Friday, April 15, 2011

Pukhtun Stonehenge

Salman Rashid

Out there on the Salisbury plain in England, they have their stone circle they call Stonehenge. Now stones are stones, but henge is an obscure word. According to my Random House Dictionary it is a ‘circular area enclosed by a bank and ditch and often containing additional features included one or more circles of upright stone or wood pillars ….. used for ritual purposes or for marking astronomical events, as solstices and equinoxes.’



Salisbury in England, incidentally, is not the only place with a stone circle – it is the most spectacular and one that goes back some five thousand years in time. There are other sites on the British Isles and elsewhere in Europe and elsewhere in the world – though I am not certain about the Americas.

Sources other than my dictionary also confirm that stone circles were indeed used for some arcane ritual as well as to mark the rising and setting of celestial bodies on particular days. The rising or setting of a specific star on a given between two upright stones marked a special time of year: either it was when night and day were of equal length or when the sun was at its most vertical in midsummer and was beginning its journey to its lowest point in midwinter.

For primitive people living in northern latitudes the length of the day and summer sunshine were of particular importance. At the sun’s annual high point it was time to start laying in provisions for the long cold and dark ahead. The stone circle was their calendar that warned them that they had reached the twenty-first day of June and that three months’ (to autumnal equinox) was all they had to gather food for themselves and their cattle to last through the winter.

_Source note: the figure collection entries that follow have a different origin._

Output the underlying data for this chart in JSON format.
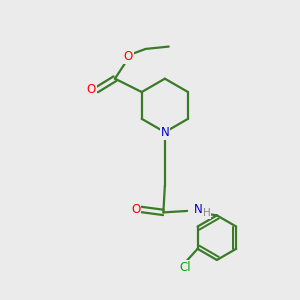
{
  "background_color": "#ebebeb",
  "bond_color": "#3a7a28",
  "atom_colors": {
    "O": "#ff0000",
    "N": "#0000cc",
    "Cl": "#00aa00",
    "H": "#888888",
    "C": "#3a7a28"
  },
  "line_width": 1.6,
  "figsize": [
    3.0,
    3.0
  ],
  "dpi": 100
}
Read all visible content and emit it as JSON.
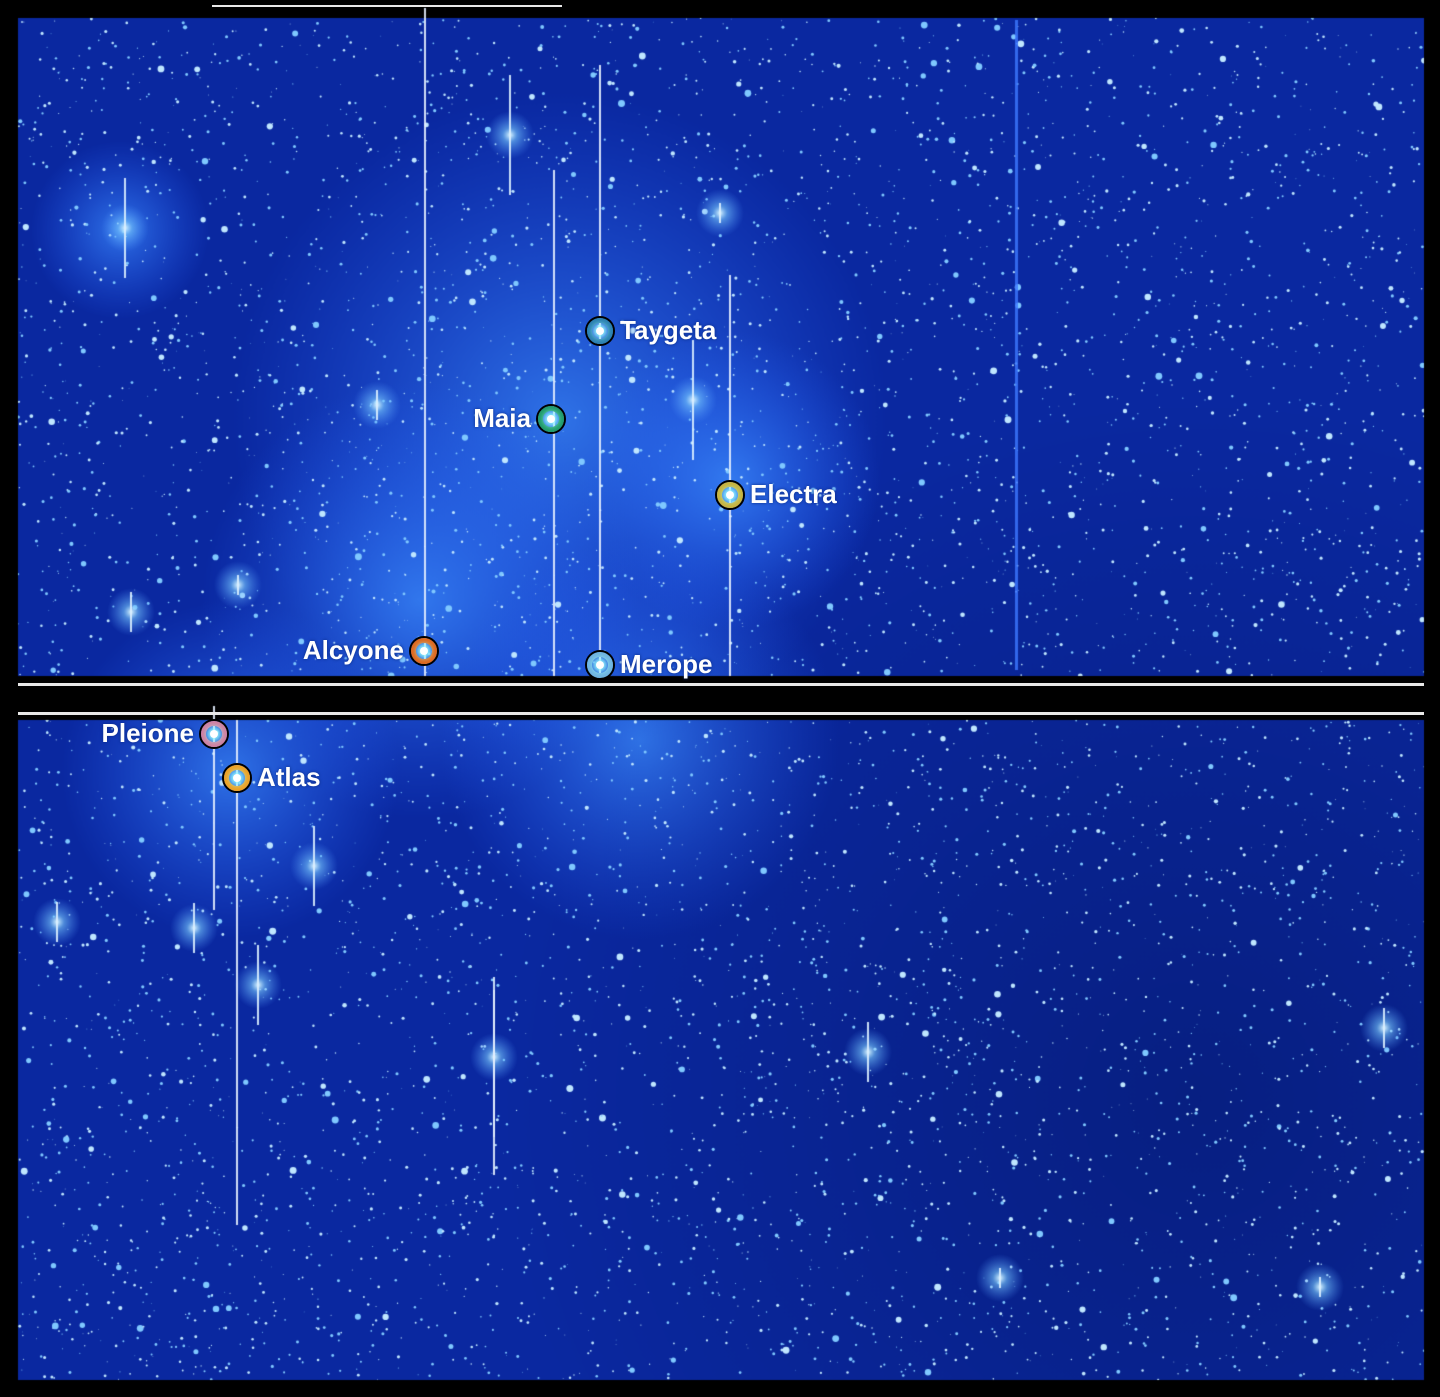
{
  "stars": [
    {
      "name": "Taygeta",
      "ring_color": "#2a7fb0",
      "label_side": "right"
    },
    {
      "name": "Maia",
      "ring_color": "#1f9a6a",
      "label_side": "left"
    },
    {
      "name": "Electra",
      "ring_color": "#c9b23a",
      "label_side": "right"
    },
    {
      "name": "Alcyone",
      "ring_color": "#e0661a",
      "label_side": "left"
    },
    {
      "name": "Merope",
      "ring_color": "#6fb3e0",
      "label_side": "right"
    },
    {
      "name": "Pleione",
      "ring_color": "#d07fa0",
      "label_side": "left"
    },
    {
      "name": "Atlas",
      "ring_color": "#f0a020",
      "label_side": "right"
    }
  ],
  "colors": {
    "sky": "#0a2fb0",
    "nebula": "#2f7fff",
    "background": "#000000"
  }
}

In Pakistan too we have stone circles. The one outside the village of Bawata in Balochistan lies by the road from Fort Munro to Loralai. The stones used are plates of shale and limestone that stick out of the ground to a height of no more than half a metre. At some point in time, finding it handy, someone tried to convert this circle into a mosque by creating a sort of mehrab facing west. The Bawata stone circle also has a menhir and people use this site as a shrine of sorts.

The other stone circle that I have seen lies just outside the village of Asota on the Mardan-Swabi highroad. Here the uprights are hefty stelae, as in proper stone circles; some reaching up to a height of about two metres. Others are shorter and there are a few that seem to have been broken off. Part of the circle, to the east, is missing. The Asota stone circle is about twelve to fifteen metres across and that would make it about the same size as the one outside Bawata.

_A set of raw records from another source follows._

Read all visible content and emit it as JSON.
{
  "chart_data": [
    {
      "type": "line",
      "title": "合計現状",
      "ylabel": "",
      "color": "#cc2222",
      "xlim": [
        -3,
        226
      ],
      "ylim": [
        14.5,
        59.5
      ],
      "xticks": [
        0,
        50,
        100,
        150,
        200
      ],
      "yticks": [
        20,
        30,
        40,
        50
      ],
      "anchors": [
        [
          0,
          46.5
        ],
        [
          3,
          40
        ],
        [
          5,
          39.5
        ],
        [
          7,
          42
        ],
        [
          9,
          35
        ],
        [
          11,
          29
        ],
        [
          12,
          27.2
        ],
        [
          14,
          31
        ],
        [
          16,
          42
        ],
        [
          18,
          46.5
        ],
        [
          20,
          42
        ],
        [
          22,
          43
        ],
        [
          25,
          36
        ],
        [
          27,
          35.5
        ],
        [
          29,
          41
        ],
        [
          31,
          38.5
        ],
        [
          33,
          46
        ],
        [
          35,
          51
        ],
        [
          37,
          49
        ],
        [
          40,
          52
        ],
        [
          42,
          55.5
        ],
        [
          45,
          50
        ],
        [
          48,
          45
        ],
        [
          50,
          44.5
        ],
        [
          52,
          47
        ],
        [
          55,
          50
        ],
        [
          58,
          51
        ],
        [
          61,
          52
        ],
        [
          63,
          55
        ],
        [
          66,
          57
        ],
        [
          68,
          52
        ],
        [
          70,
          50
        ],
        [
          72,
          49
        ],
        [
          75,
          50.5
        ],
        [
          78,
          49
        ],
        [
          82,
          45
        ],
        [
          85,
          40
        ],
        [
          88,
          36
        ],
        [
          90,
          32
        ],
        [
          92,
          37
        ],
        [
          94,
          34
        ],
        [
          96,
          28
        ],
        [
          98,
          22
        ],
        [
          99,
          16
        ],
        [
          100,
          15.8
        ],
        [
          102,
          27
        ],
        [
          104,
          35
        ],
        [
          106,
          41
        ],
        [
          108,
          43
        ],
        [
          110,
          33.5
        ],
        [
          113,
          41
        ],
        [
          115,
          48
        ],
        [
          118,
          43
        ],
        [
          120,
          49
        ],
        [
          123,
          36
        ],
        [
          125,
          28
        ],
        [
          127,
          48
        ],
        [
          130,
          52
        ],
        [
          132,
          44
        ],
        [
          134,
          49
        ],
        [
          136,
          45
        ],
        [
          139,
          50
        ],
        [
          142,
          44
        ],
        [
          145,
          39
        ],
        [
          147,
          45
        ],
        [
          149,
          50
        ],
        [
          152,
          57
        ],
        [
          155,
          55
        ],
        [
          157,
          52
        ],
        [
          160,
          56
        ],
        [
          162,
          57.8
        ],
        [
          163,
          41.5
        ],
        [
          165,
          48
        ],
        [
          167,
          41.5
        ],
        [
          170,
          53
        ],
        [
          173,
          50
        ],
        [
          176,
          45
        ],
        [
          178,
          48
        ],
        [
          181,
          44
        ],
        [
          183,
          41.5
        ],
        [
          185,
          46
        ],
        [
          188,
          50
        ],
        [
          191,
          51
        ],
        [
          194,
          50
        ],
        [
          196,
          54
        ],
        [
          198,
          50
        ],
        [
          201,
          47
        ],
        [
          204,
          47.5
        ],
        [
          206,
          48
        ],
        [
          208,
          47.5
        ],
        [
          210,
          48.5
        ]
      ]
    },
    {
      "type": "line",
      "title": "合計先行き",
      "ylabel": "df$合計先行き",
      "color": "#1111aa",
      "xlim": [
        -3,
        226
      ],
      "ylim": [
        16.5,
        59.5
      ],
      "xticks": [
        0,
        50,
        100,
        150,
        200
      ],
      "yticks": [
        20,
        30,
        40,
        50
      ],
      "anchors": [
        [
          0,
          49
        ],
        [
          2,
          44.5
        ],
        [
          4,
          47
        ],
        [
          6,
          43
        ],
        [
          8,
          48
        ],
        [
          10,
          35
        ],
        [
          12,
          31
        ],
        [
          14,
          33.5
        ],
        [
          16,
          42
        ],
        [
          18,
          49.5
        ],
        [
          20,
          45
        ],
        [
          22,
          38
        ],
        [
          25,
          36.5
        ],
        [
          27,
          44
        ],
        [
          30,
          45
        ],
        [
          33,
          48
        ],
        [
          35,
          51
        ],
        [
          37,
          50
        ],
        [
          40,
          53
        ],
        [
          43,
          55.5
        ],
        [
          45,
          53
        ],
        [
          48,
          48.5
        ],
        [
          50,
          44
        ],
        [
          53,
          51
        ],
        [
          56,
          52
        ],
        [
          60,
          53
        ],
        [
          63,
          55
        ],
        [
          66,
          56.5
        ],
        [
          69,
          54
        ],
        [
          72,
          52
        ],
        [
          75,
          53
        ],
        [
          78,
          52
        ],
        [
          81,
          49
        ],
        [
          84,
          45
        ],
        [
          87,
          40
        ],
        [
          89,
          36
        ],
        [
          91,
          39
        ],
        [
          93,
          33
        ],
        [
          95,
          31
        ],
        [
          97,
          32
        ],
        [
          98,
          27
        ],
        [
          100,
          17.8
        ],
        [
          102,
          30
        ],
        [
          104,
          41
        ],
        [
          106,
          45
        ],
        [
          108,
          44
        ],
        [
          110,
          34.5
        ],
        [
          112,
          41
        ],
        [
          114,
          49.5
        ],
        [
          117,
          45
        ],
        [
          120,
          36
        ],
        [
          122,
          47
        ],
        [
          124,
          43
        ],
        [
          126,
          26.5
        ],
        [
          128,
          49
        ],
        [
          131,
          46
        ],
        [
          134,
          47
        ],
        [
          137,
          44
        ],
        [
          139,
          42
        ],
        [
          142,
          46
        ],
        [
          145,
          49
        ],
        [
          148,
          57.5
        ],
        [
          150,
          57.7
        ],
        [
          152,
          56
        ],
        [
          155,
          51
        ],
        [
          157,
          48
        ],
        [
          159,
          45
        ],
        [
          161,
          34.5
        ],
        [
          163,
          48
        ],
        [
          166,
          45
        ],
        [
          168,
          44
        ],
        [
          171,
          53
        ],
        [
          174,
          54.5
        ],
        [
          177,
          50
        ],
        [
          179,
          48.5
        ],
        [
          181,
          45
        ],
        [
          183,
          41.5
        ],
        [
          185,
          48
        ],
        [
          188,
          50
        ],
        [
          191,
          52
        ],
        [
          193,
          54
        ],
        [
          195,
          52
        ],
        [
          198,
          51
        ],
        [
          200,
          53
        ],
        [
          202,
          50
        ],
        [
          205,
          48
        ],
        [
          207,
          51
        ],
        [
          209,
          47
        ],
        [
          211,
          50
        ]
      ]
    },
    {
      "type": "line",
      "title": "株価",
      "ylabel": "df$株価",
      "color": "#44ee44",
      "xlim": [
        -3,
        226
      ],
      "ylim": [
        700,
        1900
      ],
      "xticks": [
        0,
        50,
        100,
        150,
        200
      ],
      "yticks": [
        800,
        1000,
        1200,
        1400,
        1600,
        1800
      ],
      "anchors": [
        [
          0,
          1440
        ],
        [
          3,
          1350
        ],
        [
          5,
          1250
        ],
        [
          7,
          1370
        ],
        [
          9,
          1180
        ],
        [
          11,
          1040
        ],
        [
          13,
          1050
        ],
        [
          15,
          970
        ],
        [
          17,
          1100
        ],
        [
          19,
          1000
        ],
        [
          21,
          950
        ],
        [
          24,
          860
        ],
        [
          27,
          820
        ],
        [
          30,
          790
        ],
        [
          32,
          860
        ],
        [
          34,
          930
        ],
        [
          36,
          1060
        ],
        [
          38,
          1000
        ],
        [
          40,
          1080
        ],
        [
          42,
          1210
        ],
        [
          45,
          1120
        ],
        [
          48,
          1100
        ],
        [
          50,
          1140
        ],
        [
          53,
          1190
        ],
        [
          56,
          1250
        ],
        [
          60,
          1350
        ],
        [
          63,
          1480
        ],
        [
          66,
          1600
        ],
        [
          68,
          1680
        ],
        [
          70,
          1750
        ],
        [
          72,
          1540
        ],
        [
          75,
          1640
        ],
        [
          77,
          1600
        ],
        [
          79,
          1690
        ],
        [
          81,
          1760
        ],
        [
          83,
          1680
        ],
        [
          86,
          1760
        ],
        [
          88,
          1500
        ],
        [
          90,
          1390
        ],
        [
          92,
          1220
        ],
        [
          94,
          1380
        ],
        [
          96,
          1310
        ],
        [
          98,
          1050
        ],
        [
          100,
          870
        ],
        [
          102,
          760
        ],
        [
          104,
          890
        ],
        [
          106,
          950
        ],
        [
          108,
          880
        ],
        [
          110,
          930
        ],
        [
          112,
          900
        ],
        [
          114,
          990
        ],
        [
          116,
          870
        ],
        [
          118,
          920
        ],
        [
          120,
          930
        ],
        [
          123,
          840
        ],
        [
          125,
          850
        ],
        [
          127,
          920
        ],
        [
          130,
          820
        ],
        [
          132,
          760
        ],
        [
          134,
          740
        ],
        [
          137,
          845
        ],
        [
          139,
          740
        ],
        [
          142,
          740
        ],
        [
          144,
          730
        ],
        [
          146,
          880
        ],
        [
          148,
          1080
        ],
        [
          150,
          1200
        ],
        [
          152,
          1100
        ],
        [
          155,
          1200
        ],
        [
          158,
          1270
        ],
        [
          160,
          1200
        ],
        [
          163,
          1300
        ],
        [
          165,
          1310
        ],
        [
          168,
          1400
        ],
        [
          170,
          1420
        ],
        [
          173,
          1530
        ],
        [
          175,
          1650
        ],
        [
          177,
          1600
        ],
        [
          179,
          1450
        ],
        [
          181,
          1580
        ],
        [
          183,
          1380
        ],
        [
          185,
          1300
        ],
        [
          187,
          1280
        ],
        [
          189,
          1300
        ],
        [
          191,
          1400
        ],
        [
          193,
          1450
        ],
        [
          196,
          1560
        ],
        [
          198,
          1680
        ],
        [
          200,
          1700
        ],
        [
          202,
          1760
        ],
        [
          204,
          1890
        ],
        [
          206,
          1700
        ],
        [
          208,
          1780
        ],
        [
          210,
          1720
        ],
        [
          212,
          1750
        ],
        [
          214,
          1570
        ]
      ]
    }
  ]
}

The one time I was at Bawata and twice in Asota, it was the wrong time of year: it was neither midsummer nor winter, nor too either of the equinoxes. And so I could not watch at sundown nor keep the vigil until dawn to be able to check if our stone circles also mark astronomical events. But when one day someone does, they will discover that both these ancient sites served the same purpose as their counterparts in Europe.

Now, we know that Stonehenge was laid out some five thousand years ago. But since our circle in Asota has never been scientifically investigated (so far as I know), I cannot say when this would have been built. However, there is evidence that ancient Pukhtun ancestors were busy in this region a very long time ago. The nearby village of Adina is now well-known for the discovery in the mid 1990s of early Aryan graves. On a low hill outside the village, there are graves containing, besides the bones or ash urns, other relics as well. These relics have been dated between the 14th and 12th century BCE.

This was a time when the Aryans had been in the subcontinent for nearly five hundred years. I suspect that the people who buried their dead with gold and copper ornaments and pottery on the Adina hill were the very ones responsible for erecting the stones of Asota. If my surmise is true the stone circle should be three thousand five hundred years old.

Meanwhile, local people have invented a tale to explain the upright stone pillars: a wedding procession passing by a forest that once grew here was set upon by a bunch of thieves. Having done in the revelling men, the robbers turned their attention to the women who, fearing the worst, prayed to be turned into stone. And so before the evil-doers could lay so much as a finger upon them, the women were petrified. If this were an English-speaking country we could have said that was how the term ‘petrified with fear’ originated.

Moreover, the merry precession seemed not to be going anywhere. If it had, the stones would have been in a file not in a circle. Keeping in view that we have been stuck at the famous crossroads that every usurper evoked over the past six decades, our habit of going around in circles seems to go back a long time in the past! Thus the wedding procession went round and round before being petrified with fear.


But legends by their very nature are generally illogical. One day when some serious-minded people equipped with necessary knowledge turn their attention to the Asota stone circle, they will discover tales that will make sense. And then we might know of a connection between these silent stones and the tombs on the Adina hill.


Fellow of Royal Geographical Society, Salman Rashid is author of eight books including jhelum: City of the Vitasta and The Apricot Road to Yarkand.